Using QCT to evaluate bone mineral and abdominal adipose changes in patients with primary hyperparathyroidism and comparing it to DXA for bone status assessment: a retrospective case-control study

Ann Transl Med. 2022 May;10(10):606. doi: 10.21037/atm-22-1827.

Abstract

Background: Patients with primary hyperparathyroidism (PHPT) show changes in bone metabolism and adipose tissue, but the results are inconsistent. Quantitative computed tomography (QCT) was reported useful for detecting bone mineral and adipose tissue change, but information on the role of QCT in PHPT is limited. We aimed to explore the changes of lumbar bone mineral density (BMD) and abdominal adipose tissue in patients with PHPT using QCT based on existed CT images, and to assess the consistency between QCT and dual-energy X-ray absorptiometry (DXA) in assessing bone status.

Methods: This retrospective case-control study was conducted on 48 PHPT patients, with healthy controls (HCs) matched by their age (±3 years) and gender, and the case-to-control ratio was approximately 1:3. Volumetric bone mineral density (vBMD), visceral adipose tissue (VAT), subcutaneous adipose tissue (SAT), and total adipose tissue (TAT) were measured by QCT in both PHPT and control groups and compared with the independent samples T-test. In the PHPT group, areal bone mineral density (aBMD) was measured by DXA. Pearson correlation analysis was used to investigate the association between QCT-derived vBMD and DXA-derived aBMD. Weighted kappa consistency analysis was used to clarify the agreement between QCT and DXA.

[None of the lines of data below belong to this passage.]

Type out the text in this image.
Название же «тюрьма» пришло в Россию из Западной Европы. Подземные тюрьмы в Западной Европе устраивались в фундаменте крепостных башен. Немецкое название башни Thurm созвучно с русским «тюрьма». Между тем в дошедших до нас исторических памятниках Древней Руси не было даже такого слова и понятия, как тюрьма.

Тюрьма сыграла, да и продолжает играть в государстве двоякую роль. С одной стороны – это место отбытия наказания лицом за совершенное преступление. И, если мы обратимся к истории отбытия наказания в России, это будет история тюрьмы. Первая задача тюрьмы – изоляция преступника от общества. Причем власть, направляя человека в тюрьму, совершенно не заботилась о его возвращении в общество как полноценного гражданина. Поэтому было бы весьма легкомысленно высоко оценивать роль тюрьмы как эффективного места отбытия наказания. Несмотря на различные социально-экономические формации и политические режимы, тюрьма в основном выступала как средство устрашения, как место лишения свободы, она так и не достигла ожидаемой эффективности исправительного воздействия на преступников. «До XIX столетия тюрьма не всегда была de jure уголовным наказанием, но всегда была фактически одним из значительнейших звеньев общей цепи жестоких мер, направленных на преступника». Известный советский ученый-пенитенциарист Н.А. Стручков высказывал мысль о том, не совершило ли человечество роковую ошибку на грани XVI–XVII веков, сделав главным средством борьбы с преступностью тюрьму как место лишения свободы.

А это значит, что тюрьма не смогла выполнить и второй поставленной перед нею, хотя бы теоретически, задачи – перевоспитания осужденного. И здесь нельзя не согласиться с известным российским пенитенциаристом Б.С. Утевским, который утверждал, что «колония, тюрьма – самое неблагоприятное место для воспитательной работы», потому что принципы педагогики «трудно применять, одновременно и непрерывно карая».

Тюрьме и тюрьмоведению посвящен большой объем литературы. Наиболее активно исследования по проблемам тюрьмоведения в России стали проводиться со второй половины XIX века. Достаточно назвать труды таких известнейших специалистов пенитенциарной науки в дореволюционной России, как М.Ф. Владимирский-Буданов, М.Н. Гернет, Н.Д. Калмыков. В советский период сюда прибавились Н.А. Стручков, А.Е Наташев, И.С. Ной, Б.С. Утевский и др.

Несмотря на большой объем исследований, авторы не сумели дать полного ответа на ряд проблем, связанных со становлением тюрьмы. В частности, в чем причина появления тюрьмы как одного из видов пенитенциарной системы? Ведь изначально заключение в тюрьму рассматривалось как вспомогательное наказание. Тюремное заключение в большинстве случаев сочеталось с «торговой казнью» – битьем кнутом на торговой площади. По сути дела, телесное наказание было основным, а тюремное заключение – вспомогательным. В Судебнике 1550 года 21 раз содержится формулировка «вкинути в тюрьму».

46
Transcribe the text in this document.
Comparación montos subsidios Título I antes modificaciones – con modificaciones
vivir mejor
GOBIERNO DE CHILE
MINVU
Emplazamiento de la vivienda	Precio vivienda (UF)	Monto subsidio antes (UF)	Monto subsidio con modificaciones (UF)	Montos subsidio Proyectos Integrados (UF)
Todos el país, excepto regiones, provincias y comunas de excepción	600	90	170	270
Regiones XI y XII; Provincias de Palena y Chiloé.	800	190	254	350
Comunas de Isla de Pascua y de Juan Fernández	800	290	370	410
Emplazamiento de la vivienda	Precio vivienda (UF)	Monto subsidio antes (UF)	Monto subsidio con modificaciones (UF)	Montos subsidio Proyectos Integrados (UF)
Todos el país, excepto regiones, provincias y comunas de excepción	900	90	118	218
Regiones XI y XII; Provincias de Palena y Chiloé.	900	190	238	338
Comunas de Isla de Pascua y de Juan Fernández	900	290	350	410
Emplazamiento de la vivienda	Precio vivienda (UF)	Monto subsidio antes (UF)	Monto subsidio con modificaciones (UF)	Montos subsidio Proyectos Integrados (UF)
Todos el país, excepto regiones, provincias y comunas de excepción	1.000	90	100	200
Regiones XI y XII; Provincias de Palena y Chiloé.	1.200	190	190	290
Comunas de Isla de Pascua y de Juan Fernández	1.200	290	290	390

Results: Compared with HCs, the PHPT group had significantly lower vBMD (114.30±41.71 vs. 136.92±42.23 mg/cm3; P=0.002) and higher TAT (261.98±74.65 vs. 236.69±69.00 cm2; P=0.033); however, differences in SAT (120.81±40.19 vs. 109.94±36.83 cm2; P=0.085) and VAT (141.17±48.11 vs. 126.75±50.50 cm2; P=0.085) were not statistically significant. There was a strong correlation between QCT-derived vBMD and DXA-derived aBMD (all r>0.68; P<0.001), and a moderate consistency [kappa(w) =0.48; 95% CI: 0.29 to 0.68; P<0.001] was presented when defining bone status according to the respective diagnostic criteria.

Conclusions: Our study may provide useful information regarding bone status and abdominal adipose tissue change in patients with PHPT without requiring additional scan and may further extend the clinical application value of QCT.

Keywords: Primary hyperparathyroidism (PHPT); bone mineral density (BMD); quantitative computed tomography (QCT); subcutaneous adipose tissue (SAT); visceral adipose tissue (VAT).